Les données provinciales indiquent qu’environ 15% des accidents du travail n’étaient pas signalés sous l’ancien cadre. « Les exigences de déclaration simplifiées devraient améliorer notre capacité à identifier les tendances émergentes en matière de dangers avant qu’elles n’entraînent des conséquences catastrophiques, » a déclaré le directeur provincial de la prévention, James Mackenzie.
Les calendriers de mise en œuvre varient selon les dispositions, les protections contre le harcèlement numérique prenant effet immédiatement tandis que d’autres éléments seront introduits progressivement tout au long de 2024-2025. L’approche échelonnée vise à donner aux employeurs le temps d’ajuster leurs politiques et programmes de formation.

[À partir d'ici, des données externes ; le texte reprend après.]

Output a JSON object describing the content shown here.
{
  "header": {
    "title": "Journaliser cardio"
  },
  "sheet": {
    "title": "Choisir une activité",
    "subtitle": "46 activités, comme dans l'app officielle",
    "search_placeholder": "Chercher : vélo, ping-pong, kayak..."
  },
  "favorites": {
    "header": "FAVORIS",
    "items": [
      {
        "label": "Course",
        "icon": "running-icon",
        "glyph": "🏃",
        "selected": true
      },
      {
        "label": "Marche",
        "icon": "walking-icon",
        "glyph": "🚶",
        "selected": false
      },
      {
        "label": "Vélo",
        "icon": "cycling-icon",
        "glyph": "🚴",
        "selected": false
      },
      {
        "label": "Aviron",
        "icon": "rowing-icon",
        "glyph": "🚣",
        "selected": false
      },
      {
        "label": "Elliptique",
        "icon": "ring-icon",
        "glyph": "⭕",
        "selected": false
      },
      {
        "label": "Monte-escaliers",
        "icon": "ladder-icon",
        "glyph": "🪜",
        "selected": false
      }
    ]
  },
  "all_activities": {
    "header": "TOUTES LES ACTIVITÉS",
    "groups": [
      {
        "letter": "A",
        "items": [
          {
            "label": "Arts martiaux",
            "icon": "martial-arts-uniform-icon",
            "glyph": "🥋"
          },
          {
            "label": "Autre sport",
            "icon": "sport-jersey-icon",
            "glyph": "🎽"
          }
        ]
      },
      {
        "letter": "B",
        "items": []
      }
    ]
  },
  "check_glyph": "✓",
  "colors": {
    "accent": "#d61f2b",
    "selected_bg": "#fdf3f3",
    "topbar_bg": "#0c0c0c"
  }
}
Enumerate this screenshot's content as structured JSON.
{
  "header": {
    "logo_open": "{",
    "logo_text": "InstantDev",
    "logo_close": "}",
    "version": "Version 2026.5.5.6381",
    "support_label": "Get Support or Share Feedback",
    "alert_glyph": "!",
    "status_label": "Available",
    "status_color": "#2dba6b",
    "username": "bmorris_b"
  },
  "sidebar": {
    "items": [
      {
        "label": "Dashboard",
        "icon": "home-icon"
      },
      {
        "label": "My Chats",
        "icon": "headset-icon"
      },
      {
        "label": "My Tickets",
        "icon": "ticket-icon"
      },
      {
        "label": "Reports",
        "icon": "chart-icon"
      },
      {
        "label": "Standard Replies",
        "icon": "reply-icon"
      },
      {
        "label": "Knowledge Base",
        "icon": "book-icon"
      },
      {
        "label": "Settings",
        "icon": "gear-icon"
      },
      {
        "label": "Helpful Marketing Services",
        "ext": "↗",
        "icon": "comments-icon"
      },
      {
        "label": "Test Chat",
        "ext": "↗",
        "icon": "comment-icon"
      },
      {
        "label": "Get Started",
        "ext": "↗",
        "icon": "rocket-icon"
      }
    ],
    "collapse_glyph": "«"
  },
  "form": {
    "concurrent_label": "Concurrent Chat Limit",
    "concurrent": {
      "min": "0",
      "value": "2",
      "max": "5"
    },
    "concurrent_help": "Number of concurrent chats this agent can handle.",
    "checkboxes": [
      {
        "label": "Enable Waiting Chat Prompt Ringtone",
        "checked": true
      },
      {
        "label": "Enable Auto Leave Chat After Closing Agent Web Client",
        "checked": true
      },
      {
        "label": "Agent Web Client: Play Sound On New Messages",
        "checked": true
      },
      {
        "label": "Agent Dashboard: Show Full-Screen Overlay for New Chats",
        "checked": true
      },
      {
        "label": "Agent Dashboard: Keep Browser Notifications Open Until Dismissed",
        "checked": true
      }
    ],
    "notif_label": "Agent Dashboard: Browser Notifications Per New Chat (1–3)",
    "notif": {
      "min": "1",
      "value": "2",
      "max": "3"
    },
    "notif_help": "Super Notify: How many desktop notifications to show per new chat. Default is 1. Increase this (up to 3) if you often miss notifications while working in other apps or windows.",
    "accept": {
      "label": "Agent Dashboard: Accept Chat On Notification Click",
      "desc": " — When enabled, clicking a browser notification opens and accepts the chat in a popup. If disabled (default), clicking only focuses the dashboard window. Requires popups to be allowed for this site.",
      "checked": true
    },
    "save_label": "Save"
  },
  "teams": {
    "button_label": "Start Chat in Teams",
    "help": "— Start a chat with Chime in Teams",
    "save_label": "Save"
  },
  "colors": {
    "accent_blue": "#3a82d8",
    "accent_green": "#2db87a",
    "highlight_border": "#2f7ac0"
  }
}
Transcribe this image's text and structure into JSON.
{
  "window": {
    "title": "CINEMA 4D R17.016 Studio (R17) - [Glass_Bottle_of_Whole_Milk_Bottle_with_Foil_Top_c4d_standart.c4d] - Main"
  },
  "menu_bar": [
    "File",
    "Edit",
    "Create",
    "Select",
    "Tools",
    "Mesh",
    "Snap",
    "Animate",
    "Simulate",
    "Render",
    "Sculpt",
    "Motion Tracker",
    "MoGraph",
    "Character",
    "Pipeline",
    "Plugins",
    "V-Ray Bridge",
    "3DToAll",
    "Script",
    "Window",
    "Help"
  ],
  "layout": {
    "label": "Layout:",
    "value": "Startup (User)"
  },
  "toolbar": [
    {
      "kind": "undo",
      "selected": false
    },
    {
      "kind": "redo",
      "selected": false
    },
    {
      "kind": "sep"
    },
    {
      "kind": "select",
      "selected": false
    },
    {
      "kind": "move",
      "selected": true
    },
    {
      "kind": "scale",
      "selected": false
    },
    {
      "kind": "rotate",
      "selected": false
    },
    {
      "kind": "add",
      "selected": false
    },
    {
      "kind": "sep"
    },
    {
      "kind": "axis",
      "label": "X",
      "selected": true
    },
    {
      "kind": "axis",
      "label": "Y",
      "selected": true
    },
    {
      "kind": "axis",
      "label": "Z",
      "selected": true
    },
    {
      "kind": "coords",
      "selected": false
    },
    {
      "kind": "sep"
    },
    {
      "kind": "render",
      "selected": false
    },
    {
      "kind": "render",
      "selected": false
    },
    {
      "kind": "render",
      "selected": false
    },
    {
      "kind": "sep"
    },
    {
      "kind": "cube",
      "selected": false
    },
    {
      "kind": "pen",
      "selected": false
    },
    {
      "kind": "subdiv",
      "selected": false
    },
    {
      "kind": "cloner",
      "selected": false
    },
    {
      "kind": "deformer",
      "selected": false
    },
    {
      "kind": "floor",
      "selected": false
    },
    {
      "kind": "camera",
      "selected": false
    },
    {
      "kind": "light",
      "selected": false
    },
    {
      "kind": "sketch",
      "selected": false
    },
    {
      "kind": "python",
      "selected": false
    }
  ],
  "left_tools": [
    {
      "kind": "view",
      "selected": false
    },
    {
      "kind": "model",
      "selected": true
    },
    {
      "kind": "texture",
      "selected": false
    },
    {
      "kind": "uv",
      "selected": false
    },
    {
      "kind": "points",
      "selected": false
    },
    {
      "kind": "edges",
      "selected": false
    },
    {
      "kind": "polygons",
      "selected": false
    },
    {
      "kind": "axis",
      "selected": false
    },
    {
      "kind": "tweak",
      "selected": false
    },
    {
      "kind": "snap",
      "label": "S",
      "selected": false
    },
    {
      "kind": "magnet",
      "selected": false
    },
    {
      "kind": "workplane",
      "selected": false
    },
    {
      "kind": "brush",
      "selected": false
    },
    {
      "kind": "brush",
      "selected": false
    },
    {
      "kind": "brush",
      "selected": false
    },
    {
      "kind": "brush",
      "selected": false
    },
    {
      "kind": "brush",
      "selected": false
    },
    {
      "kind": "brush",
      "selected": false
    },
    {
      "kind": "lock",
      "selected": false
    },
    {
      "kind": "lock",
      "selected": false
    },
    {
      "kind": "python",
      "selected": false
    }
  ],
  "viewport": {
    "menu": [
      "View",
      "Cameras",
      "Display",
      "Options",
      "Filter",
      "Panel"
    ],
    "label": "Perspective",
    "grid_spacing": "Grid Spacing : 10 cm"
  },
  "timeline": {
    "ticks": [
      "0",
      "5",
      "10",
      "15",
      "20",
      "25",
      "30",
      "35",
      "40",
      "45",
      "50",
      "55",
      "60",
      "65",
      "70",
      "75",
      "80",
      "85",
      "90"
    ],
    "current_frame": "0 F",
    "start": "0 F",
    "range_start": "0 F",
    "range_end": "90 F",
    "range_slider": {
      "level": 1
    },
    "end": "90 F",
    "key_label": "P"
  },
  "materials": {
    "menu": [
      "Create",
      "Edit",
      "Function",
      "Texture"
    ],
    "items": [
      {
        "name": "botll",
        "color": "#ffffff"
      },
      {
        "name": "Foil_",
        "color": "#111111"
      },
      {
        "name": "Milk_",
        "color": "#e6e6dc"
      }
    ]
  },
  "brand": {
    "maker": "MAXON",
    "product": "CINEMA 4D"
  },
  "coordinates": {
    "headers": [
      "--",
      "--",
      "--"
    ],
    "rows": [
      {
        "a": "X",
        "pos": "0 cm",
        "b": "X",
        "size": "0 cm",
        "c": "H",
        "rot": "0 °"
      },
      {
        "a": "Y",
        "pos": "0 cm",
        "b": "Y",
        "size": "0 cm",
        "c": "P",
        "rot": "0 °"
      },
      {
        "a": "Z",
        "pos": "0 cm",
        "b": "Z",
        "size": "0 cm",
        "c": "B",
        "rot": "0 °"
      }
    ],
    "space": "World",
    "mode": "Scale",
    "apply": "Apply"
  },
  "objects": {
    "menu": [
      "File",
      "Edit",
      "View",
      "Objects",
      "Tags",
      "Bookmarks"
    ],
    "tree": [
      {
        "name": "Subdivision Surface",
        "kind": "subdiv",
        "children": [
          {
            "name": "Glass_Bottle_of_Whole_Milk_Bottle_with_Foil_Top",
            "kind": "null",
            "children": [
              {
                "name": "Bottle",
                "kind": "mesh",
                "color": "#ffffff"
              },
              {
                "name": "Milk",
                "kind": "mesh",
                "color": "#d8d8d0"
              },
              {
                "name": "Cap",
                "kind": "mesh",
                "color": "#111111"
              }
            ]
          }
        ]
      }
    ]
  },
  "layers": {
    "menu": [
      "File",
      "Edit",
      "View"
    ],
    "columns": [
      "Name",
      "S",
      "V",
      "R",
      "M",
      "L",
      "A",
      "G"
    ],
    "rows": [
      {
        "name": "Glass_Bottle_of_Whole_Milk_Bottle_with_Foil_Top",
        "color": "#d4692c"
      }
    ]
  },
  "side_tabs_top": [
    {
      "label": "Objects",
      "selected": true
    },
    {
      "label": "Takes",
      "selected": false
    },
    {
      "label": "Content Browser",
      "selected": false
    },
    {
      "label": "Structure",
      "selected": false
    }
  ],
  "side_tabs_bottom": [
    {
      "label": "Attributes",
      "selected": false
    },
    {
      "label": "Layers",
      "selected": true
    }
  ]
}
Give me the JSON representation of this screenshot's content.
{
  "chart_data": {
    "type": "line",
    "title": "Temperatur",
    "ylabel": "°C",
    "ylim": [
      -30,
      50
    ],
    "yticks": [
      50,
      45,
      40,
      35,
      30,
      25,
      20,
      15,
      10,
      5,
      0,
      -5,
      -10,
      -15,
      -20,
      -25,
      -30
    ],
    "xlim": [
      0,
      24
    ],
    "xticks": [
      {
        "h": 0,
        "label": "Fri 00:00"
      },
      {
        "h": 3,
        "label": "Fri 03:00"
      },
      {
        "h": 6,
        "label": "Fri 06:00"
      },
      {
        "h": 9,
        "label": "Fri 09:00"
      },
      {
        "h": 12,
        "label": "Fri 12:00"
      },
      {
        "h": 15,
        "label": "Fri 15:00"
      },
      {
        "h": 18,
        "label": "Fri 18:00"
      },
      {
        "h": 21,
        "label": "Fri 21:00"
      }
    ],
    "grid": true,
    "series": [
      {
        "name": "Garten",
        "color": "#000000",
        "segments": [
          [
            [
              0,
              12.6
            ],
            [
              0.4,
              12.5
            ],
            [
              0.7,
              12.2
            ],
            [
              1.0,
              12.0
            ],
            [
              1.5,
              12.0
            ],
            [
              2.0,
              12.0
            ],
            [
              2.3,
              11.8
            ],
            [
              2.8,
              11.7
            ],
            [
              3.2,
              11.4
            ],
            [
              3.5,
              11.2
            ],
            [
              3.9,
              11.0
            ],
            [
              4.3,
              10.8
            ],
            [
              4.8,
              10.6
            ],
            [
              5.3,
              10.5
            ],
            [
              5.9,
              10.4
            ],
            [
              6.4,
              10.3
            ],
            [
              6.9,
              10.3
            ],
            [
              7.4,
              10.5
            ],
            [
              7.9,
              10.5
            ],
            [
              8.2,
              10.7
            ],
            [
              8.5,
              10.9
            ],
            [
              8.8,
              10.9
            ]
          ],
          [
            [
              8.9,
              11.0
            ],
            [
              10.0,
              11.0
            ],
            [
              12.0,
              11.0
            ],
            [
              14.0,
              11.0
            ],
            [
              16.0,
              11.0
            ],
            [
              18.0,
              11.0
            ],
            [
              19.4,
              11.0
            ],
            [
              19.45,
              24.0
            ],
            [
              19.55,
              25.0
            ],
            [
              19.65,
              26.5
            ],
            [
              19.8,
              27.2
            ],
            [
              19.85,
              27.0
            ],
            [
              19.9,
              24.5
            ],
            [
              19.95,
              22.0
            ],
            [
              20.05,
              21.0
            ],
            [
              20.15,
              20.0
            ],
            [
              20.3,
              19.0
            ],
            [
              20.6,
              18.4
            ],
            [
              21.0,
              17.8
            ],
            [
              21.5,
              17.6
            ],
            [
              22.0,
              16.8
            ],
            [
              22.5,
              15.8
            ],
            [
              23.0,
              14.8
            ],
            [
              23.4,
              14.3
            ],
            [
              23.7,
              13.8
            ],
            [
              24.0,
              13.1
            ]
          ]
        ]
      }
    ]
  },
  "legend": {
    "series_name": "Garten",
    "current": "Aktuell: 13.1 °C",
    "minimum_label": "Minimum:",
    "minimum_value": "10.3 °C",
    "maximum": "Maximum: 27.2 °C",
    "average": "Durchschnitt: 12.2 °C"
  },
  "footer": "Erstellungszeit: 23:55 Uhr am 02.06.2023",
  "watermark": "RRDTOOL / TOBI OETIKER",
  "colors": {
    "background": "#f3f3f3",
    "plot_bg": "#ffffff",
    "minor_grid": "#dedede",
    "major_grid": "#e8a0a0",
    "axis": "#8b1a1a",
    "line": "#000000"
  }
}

Les employeurs doivent mettre à jour les manuels de sécurité et offrir une formation améliorée au personnel de supervision. Les amendements exigent spécifiquement des preuves documentées de formation en sécurité et des sessions de recyclage régulières basées sur les profils de risque du lieu de travail.
« L’efficacité de ces changements dépendra en fin de compte d’une application robuste, » a averti Teresa Ouellet, présidente de l’Association des professionnels de la sécurité du Manitoba. « Même le meilleur cadre législatif nécessite des protocoles d’inspection cohérents et une volonté d’appliquer des sanctions lorsque cela est justifié. »
Alors que les lieux de travail du Manitoba s’adaptent à ces changements, tant les défenseurs que les critiques s’accordent à dire que les amendements représentent un changement significatif dans l’approche de la province en matière de réglementation de la sécurité et de la santé au travail. L’impact réel se manifestera à mesure que la mise en œuvre se déroulera dans le paysage économique diversifié du Manitoba au cours des prochains mois.